As the baby boomer generation retires, investors should not assume their properties will continue growing in value, according to a property mentor.
Kevin Lee, founder of Smart Property Adviser, said Australia was undergoing a never-before-seen demographic shift.
Mr Lee said between January 2012 and December 2020, 5.4 million Australians are expected to reach the age of 65 and retire.
“If they were working, they exited the workforce, they exited the tax base, they exited the compulsory superannuation funds as a contributor and they also exited the stock market - because most superannuation monies go into the stock market,” he said.
This group is the largest income earning group in Australia’s history and the “largest acquirers of property”, Mr Lee said.
“Can you see where capital growth might stop?” he said.
Mr Lee predicted that traditional capital growth cycles, including the idea that property doubles in value every seven to 10 years, were no longer applicable.

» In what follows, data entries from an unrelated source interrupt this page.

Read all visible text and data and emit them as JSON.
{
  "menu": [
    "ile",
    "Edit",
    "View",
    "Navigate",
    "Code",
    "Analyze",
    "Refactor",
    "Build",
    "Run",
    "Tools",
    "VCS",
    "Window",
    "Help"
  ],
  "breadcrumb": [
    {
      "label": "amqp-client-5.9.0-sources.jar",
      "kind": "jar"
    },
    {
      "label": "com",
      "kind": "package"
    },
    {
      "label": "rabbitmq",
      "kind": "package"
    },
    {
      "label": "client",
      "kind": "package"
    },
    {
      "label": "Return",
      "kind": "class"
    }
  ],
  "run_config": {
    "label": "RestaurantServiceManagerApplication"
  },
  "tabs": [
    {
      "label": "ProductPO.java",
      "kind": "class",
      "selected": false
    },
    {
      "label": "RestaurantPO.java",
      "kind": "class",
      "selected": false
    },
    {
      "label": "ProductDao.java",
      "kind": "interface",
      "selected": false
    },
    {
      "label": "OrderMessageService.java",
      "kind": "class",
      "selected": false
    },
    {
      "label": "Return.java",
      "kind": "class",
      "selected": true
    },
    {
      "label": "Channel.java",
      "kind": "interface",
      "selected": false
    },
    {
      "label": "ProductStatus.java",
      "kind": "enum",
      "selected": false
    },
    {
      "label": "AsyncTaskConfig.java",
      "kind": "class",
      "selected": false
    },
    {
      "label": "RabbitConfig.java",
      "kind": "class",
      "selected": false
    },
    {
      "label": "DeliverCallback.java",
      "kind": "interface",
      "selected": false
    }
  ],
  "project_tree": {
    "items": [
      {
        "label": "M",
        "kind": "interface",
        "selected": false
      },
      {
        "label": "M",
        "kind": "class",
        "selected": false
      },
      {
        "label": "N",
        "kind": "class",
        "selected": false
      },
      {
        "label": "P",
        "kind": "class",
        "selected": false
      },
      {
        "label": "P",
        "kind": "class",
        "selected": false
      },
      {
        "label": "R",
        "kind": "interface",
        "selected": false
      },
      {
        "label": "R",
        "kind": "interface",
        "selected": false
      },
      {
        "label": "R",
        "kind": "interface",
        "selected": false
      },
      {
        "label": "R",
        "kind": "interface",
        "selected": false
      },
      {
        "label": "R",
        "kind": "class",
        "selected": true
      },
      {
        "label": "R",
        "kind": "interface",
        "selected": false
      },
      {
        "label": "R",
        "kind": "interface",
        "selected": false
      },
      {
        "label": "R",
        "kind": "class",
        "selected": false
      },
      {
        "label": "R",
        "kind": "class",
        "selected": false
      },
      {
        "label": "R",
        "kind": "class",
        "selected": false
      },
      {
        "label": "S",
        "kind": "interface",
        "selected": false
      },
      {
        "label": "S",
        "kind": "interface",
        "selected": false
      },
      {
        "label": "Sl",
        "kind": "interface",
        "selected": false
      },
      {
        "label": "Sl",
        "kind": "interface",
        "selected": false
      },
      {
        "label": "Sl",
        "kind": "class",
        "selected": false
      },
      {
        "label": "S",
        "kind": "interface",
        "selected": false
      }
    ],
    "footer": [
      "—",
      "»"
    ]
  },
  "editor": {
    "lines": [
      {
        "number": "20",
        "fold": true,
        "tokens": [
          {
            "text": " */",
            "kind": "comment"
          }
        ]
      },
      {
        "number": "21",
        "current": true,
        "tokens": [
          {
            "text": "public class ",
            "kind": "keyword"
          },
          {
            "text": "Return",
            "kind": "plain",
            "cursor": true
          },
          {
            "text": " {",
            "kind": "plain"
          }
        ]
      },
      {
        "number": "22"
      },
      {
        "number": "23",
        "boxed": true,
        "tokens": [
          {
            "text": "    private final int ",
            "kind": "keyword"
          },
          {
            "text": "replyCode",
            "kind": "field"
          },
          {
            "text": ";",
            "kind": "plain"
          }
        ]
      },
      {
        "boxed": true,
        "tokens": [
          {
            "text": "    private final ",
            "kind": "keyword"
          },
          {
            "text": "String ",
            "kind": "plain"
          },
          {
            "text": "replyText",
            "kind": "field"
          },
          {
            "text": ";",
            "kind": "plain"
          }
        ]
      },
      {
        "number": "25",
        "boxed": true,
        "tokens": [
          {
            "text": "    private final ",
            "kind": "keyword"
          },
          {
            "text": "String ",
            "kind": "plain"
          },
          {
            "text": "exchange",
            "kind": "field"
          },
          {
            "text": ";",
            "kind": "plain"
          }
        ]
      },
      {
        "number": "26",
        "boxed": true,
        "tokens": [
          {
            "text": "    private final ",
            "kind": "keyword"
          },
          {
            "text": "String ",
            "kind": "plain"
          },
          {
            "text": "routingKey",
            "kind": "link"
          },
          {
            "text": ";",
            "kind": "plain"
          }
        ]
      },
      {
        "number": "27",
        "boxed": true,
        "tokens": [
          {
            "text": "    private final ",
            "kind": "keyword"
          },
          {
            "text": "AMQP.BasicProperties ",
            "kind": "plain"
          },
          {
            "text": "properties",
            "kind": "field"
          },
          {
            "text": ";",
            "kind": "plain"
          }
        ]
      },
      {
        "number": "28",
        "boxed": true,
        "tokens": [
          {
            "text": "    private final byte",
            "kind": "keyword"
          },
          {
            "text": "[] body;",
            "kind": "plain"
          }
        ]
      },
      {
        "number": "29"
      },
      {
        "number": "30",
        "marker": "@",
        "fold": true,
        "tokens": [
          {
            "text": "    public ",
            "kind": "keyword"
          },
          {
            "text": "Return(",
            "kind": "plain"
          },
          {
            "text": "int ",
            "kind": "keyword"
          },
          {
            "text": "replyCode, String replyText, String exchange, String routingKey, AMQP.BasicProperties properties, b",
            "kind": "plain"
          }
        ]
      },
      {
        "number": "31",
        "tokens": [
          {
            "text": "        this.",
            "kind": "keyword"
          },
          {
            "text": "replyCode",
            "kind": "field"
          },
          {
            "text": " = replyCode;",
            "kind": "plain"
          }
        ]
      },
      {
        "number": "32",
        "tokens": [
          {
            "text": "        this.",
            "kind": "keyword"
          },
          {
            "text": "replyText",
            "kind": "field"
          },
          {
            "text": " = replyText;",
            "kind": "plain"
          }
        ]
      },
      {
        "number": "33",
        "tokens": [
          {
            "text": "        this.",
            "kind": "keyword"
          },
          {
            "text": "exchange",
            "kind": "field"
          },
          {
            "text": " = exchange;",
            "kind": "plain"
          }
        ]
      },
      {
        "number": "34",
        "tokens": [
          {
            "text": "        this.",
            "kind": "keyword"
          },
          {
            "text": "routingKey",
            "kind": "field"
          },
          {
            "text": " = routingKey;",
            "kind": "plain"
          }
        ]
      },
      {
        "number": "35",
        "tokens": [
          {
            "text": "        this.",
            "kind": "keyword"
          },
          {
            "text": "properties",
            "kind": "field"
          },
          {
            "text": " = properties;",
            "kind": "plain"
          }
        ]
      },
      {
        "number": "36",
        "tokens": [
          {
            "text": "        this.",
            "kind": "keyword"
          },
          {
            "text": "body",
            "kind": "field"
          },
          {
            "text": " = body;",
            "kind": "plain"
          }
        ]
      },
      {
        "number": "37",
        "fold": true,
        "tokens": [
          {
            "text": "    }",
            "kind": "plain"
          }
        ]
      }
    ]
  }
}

“I don't have a crystal ball to tell me what it looks like but I suggest capital growth is not something that we should take as a given,” he said.
He also suggested taxes would rise, while the pension and superannuation systems may suffer.
Mr Lee urged investors to plan their investments around cash flow rather than capital growth.
“If you can buy a property for $250,000 or $300,000, the tenant is going to pay it off for you over 20 years - that's a pretty good return on your investment if you're only putting in a 10 or 20 per cent deposit,” he said.
“I teach my clients that if I'm wrong and there is capital growth, then that's a bonus.”